Frequently asked questions
- What is a strangle on EUAD?
- A strangle on EUAD is the strangle strategy applied to EUAD (etf). The strategy is structurally neutral / high-volatility (long premium, OTM): A long strangle buys an OTM call and an OTM put at offset strikes, cheaper than a straddle but requiring a larger underlying move to profit since both wings start out-of-the-money. With EUAD etf trading near $37.69, the strikes shown on this page are snapped to the nearest listed EUAD chain strike and the premiums come straight from the end-of-day bid/ask midpoint.
- How are EUAD strangle max profit and max loss calculated?
- Upside max profit is unbounded; downside max profit is bounded at the put strike minus the combined debit (reached at zero). Max loss equals the combined debit times 100 (reached anywhere between the two OTM strikes). Two breakevens at call-strike plus debit and put-strike minus debit. For the EUAD strangle priced from the end-of-day chain at a 30-day expiry (ATM IV 40.30%), the computed maximum profit is unbounded per contract and the computed maximum loss is -$372.50 per contract. Live intraday quotes will differ as the chain moves through the trading session.
- What is the breakeven for a EUAD strangle?

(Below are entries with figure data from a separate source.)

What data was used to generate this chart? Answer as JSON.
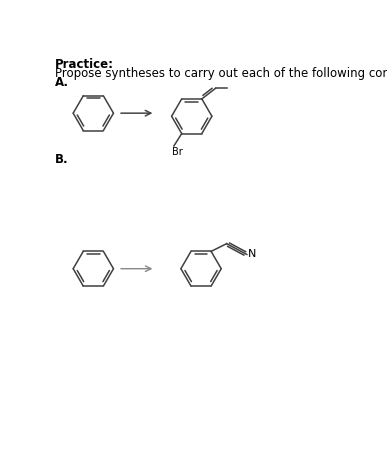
{
  "title_bold": "Practice:",
  "subtitle": "Propose syntheses to carry out each of the following conversions.",
  "label_A": "A.",
  "label_B": "B.",
  "bg_color": "#ffffff",
  "text_color": "#000000",
  "line_color": "#404040",
  "font_size_title": 8.5,
  "font_size_label": 8.5,
  "font_size_sub": 8.5,
  "arrow_color": "#444444",
  "lw": 1.1
}
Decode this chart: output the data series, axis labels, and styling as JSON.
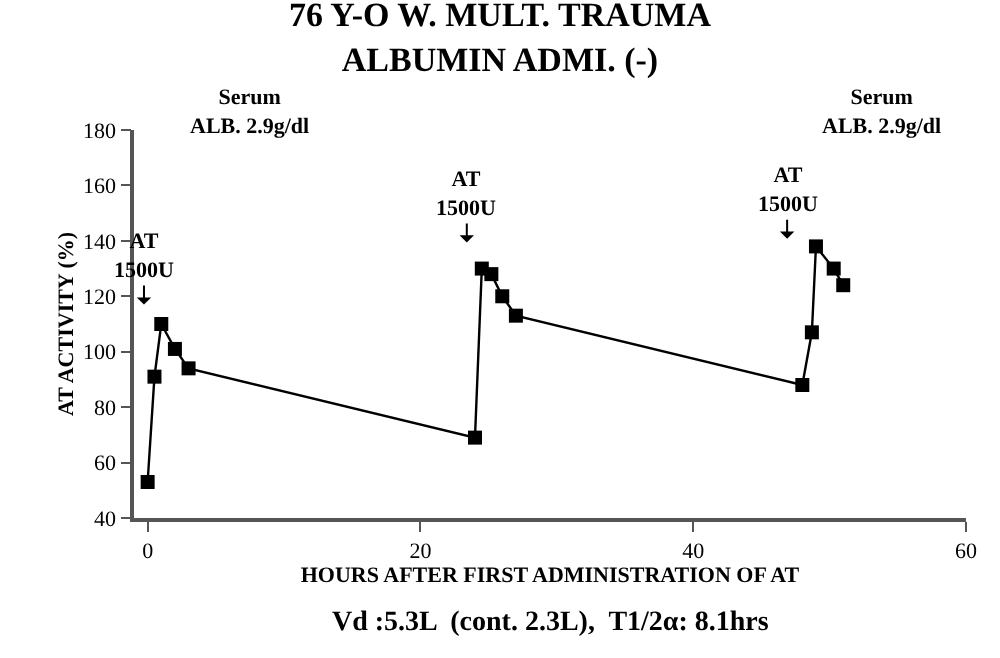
{
  "chart_data": {
    "type": "line",
    "title": "76 Y-O W. MULT. TRAUMA\nALBUMIN ADMI. (-)",
    "xlabel": "HOURS AFTER FIRST ADMINISTRATION OF AT",
    "ylabel": "AT ACTIVITY (%)",
    "x": [
      0,
      0.5,
      1,
      2,
      3,
      24,
      24.5,
      25.2,
      26,
      27,
      48,
      48.7,
      49,
      50.3,
      51
    ],
    "series": [
      {
        "color": "#000000",
        "values": [
          53,
          91,
          110,
          101,
          94,
          69,
          130,
          128,
          120,
          113,
          88,
          107,
          138,
          130,
          124
        ]
      }
    ],
    "xlim": [
      -1,
      60
    ],
    "xticks": [
      0,
      20,
      40,
      60
    ],
    "ylim": [
      40,
      180
    ],
    "yticks": [
      40,
      60,
      80,
      100,
      120,
      140,
      160,
      180
    ],
    "legend": false,
    "marker": "square",
    "line_style": "solid",
    "annotations": [
      "AT\n1500U",
      "AT\n1500U",
      "AT\n1500U",
      "Serum\nALB. 2.9g/dl",
      "Serum\nALB. 2.9g/dl",
      "Vd :5.3L  (cont. 2.3L),  T1/2α: 8.1hrs"
    ]
  }
}
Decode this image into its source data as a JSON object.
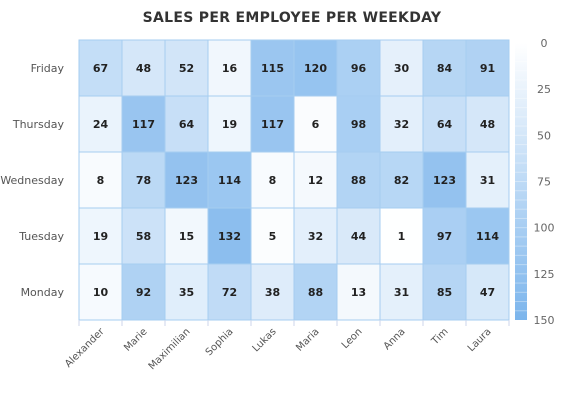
{
  "chart_data": {
    "type": "heatmap",
    "title": "SALES PER EMPLOYEE PER WEEKDAY",
    "x_categories": [
      "Alexander",
      "Marie",
      "Maximilian",
      "Sophia",
      "Lukas",
      "Maria",
      "Leon",
      "Anna",
      "Tim",
      "Laura"
    ],
    "y_categories": [
      "Friday",
      "Thursday",
      "Wednesday",
      "Tuesday",
      "Monday"
    ],
    "values": [
      [
        67,
        48,
        52,
        16,
        115,
        120,
        96,
        30,
        84,
        91
      ],
      [
        24,
        117,
        64,
        19,
        117,
        6,
        98,
        32,
        64,
        48
      ],
      [
        8,
        78,
        123,
        114,
        8,
        12,
        88,
        82,
        123,
        31
      ],
      [
        19,
        58,
        15,
        132,
        5,
        32,
        44,
        1,
        97,
        114
      ],
      [
        10,
        92,
        35,
        72,
        38,
        88,
        13,
        31,
        85,
        47
      ]
    ],
    "color_scale": {
      "min": 0,
      "max": 150,
      "min_color": "#ffffff",
      "max_color": "#7cb5ec",
      "ticks": [
        0,
        25,
        50,
        75,
        100,
        125,
        150
      ]
    },
    "border_color": "#a6cdf0",
    "legend_placement": "right"
  }
}
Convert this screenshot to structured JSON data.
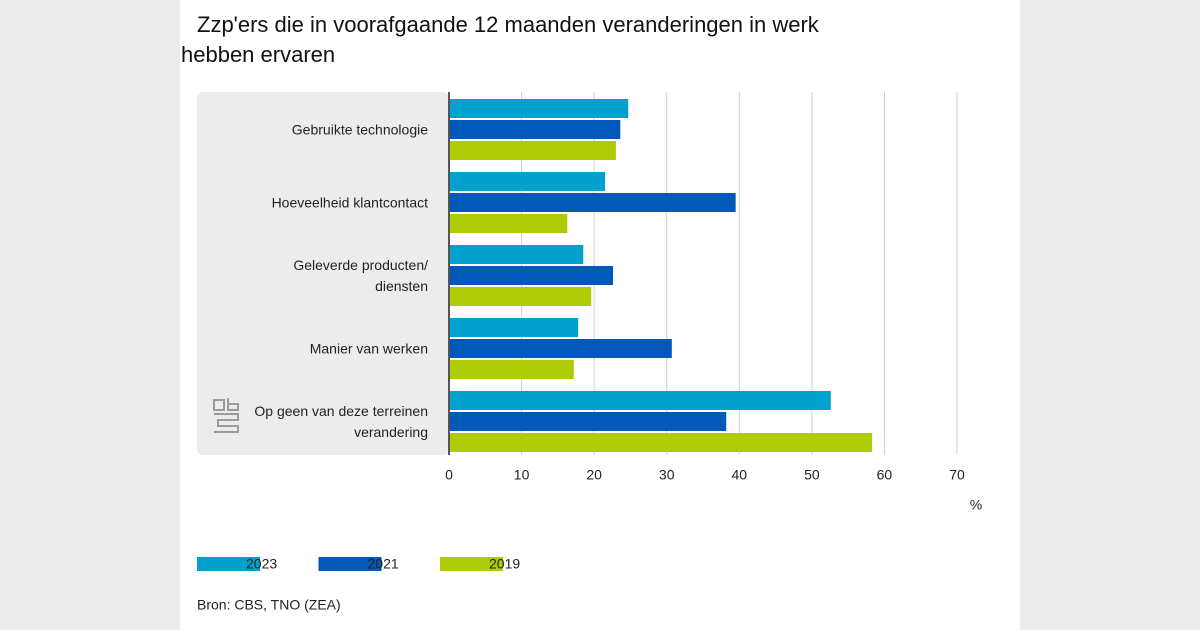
{
  "chart_data": {
    "type": "hbar",
    "title": "Zzp'ers die in voorafgaande 12 maanden veranderingen in werk hebben ervaren",
    "categories": [
      "Gebruikte technologie",
      "Hoeveelheid klantcontact",
      "Geleverde producten/ diensten",
      "Manier van werken",
      "Op geen van deze terreinen verandering"
    ],
    "series": [
      {
        "name": "2023",
        "color": "#00a1cd",
        "values": [
          24.7,
          21.5,
          18.5,
          17.8,
          52.6
        ]
      },
      {
        "name": "2021",
        "color": "#0058b8",
        "values": [
          23.6,
          39.5,
          22.6,
          30.7,
          38.2
        ]
      },
      {
        "name": "2019",
        "color": "#afcb05",
        "values": [
          23.0,
          16.3,
          19.6,
          17.2,
          58.3
        ]
      }
    ],
    "xlim": [
      0,
      70
    ],
    "xticks": [
      0,
      10,
      20,
      30,
      40,
      50,
      60,
      70
    ],
    "xlabel": "%",
    "grid": true,
    "source": "Bron: CBS, TNO (ZEA)"
  }
}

- The breakeven for the EUAD strangle priced on this page is roughly $32.28 and $43.73 at expiration, derived from end-of-day chain premiums. Breakeven is the underlying price at which the strategy's P&L crosses zero ignoring transaction costs and assignment risk. The current EUAD market-implied 1-standard-deviation expected move is approximately 11.55%; if the move sits well outside the breakeven distance, the structure's risk-reward becomes correspondingly tighter.
- When should you consider a strangle on EUAD?
- Strangles on EUAD are the cheaper cousin of the straddle - traders use them when they want a large directional move but are willing to give up the inner-strike sensitivity in exchange for a lower up-front debit on the EUAD chain.
- How does current EUAD implied volatility affect this strangle?
- EUAD ATM IV is at 40.30% with IV rank near 54.49%, which is mid-range against its 1-year history. Strategy selection depends more on directional thesis and expected move than on a strong IV signal.